Wednesday, April 3, 2013

The Assassination of Dr. Martin Luther King, Jr. – April 4, 1968

It was 45 years ago when our beloved freedom fighter, Dr. Martin Luther King, Jr. was assassinated in what we believe was a conspiracy by the government, particularly the FBI.

I remember exactly where I was when the news came over the radio that Dr. King had been shot. 
I was in New Haven, Conn. driving my 8-year-old son and his friends from Rock Creek Road to a drive-in movie.  I turned the car around and went straight back home. We learned on arrival the shot was fatal and the King of Love was dead. I was devastated.

Although at that time I didn’t have the self-control and discipline needed to join the non-violent actions that friends had, I greatly admired their courage, especially Dr. King’s bravery in being on the front lines of struggle facing imminent death so many times.

As the Chinese say, “To die for the people is weightier than Mount Tai…”

In the wake of King’s death, cities across the country exploded once Blacks learned their “prince of peace” was assassinated. 

According to The Chicago Tribune, “Mayor Richard J. Daley later told reporters that he had ordered police ‘to shoot to kill any arsonist or anyone with a Molotov cocktail in his hand . . . and . . . to shoot to maim or cripple anyone looting any stores in our city.’

“In the first two days of rioting, police reported numerous civilian deaths….[but] No official death toll was given for the tragedy, although published accounts say nine to 11 people died during the rioting. Three hundred fifty people were arrested for looting, and 162 buildings were destroyed by arson. Bulldozers moved in to clean up after the rioters, leaving behind vacant lots that remained empty three decades later.”

Why was Dr. King assassinated?

We must recall that Dr. King and his organization, The Southern Christian Leadership Conference (SCLC), were in the process of organizing a poor peoples march on Washington – all people, not just Blacks -- and King was in Memphis, Tennessee, to support the striking sanitation workers when he was shot on the balcony of the Lorraine Motel.

In a piece titled, Where Do We Go From Here: Chaos or Community? (New York: Harper & Row, 1967), King talked about guaranteed income in a chapter titled "Where Are We Going?” 

“I am now convinced that the simplest approach will prove to be the most effective -- the solution to poverty is to abolish it directly by a now widely discussed measure: the guaranteed income.

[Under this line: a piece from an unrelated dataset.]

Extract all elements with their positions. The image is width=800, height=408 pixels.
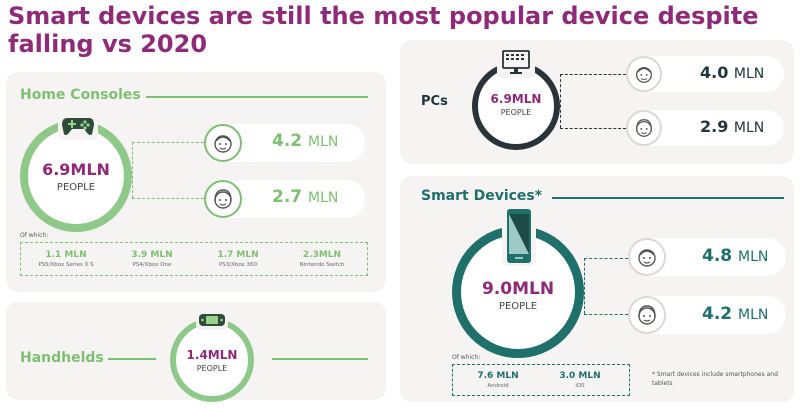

The problem indicates that our emphasis must be two-fold. We must create full employment or we must create incomes. People must be made consumers by one method or the other. Once they are placed in this position, we need to be concerned that the potential of the individual is not wasted. New forms of work that enhance the social good will have to be devised for those for whom traditional jobs are not available…..

“The contemporary tendency in our society is to base our distribution on scarcity, which has vanished, and to compress our abundance into the overfed mouths of the middle and upper classes until they gag with superfluity. If democracy is to have breadth of meaning, it is necessary to adjust this inequity. It is not only moral, but it is also intelligent. We are wasting and degrading human life by clinging to archaic thinking….

“The curse of poverty has no justification in our age. It is socially as cruel and blind as the practice of cannibalism at the dawn of civilization…. The time has come for us to civilize ourselves by the total, direct and immediate abolition of poverty.”  (my emphasis)

Clearly, Dr. King had become a very serious threat to the divide-and-rule policies of the U.S. Government by expanding his organizing to include all peoples, as well as taking an unprecedented stand on the war in Vietnam just one year earlier.

In Dr. King’s Letter from a Birmingham Jail, he wrote,

“Injustice anywhere is a threat to justice everywhere. We are caught in an inescapable network of mutuality, tied in a single garment of destiny. Whatever affects one directly, affects all indirectly….

Now is the time to lift our national policy from the quicksand of racial injustice to the solid rock of human dignity.”

Long live the spirit of Dr. Martin Luther King, Jr.